- Born: April 24, 1942 Shandong, China
- Died: November 7, 1971 (aged 29) Seoul, South Korea
- Genres: Trot
- Occupation: Singer
- Years active: 1963–1971

Korean name
- Hangul: 배신웅
- Hanja: 裵信雄
- RR: Bae Sinung
- MR: Pae Sinung

Stage name
- Hangul: 배호
- Hanja: 裵湖
- RR: Bae Ho
- MR: Pae Ho

= Bae Ho =

South Korean singer (1942–1971)

Bae Ho (April 24, 1942 – November 7, 1971) was a South Korean singer, known as the "Elvis of Korean trot." A statue commemorating his biggest hit, "Turning around at Samgakji (돌아가는 삼각지)" stands in front of Samgakji Station in Seoul.

==Early life==
Bae was born Bae Sin-ung (배신웅) in Shandong, China, the son of Korean independence activist Bae Gook-min.
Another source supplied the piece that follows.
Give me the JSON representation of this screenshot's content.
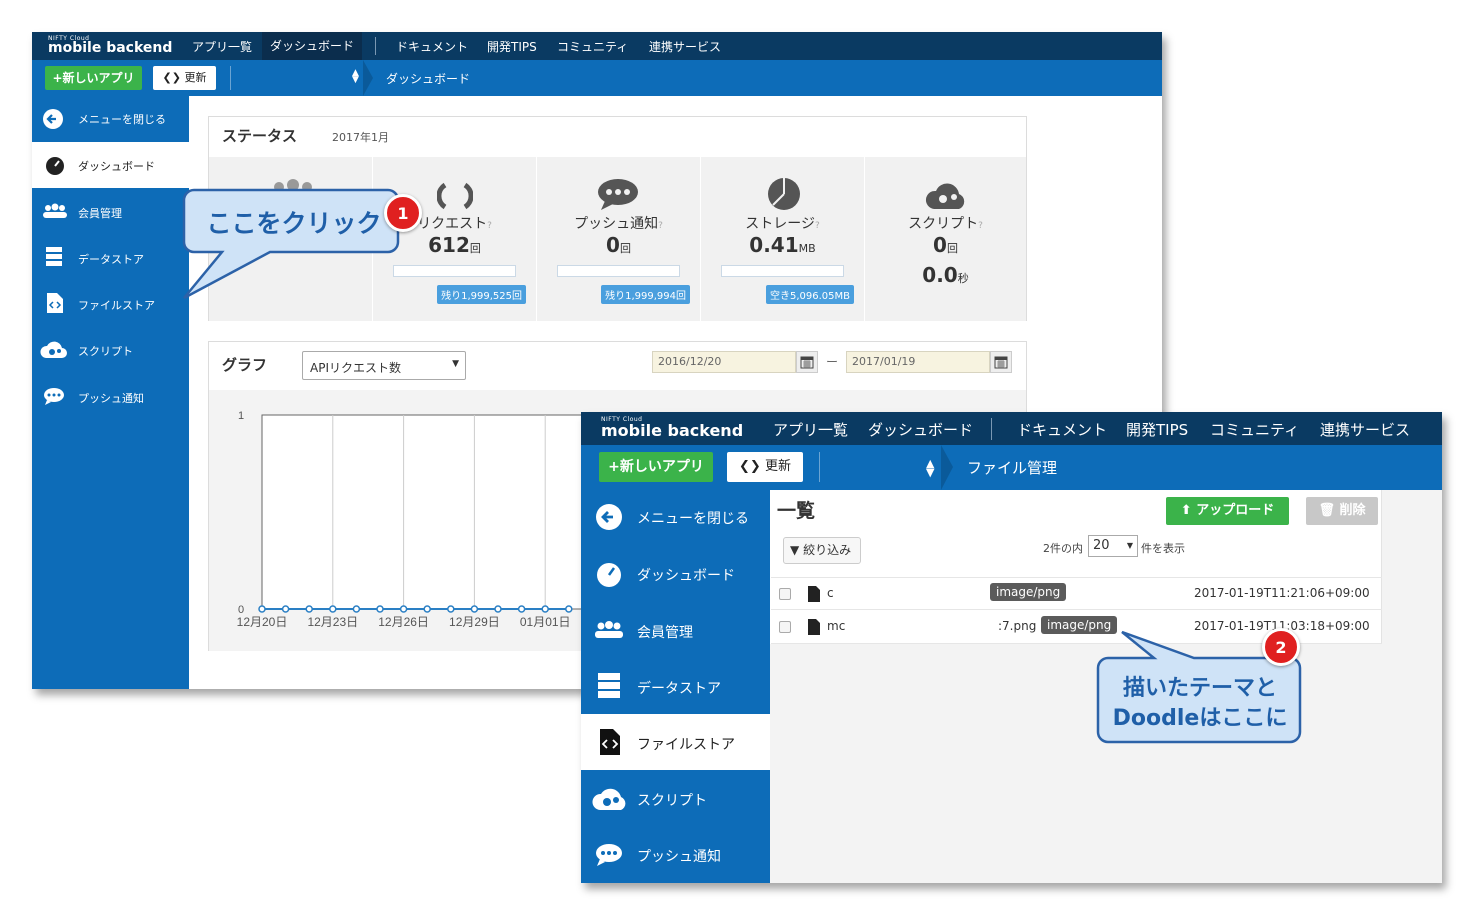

He moved to what would become South Korea with his family in 1945 following the end of the Japanese occupation.

==Career==
Bae debuted as a singer in 1963. His popularity grew after the 1967 release of his song "Turning around at Samgakji", which topped music charts for five consecutive months. He ultimately released about 300 songs.

In 1966 he fell ill with nephritis and spent his last years battling the disease. He died in 1971.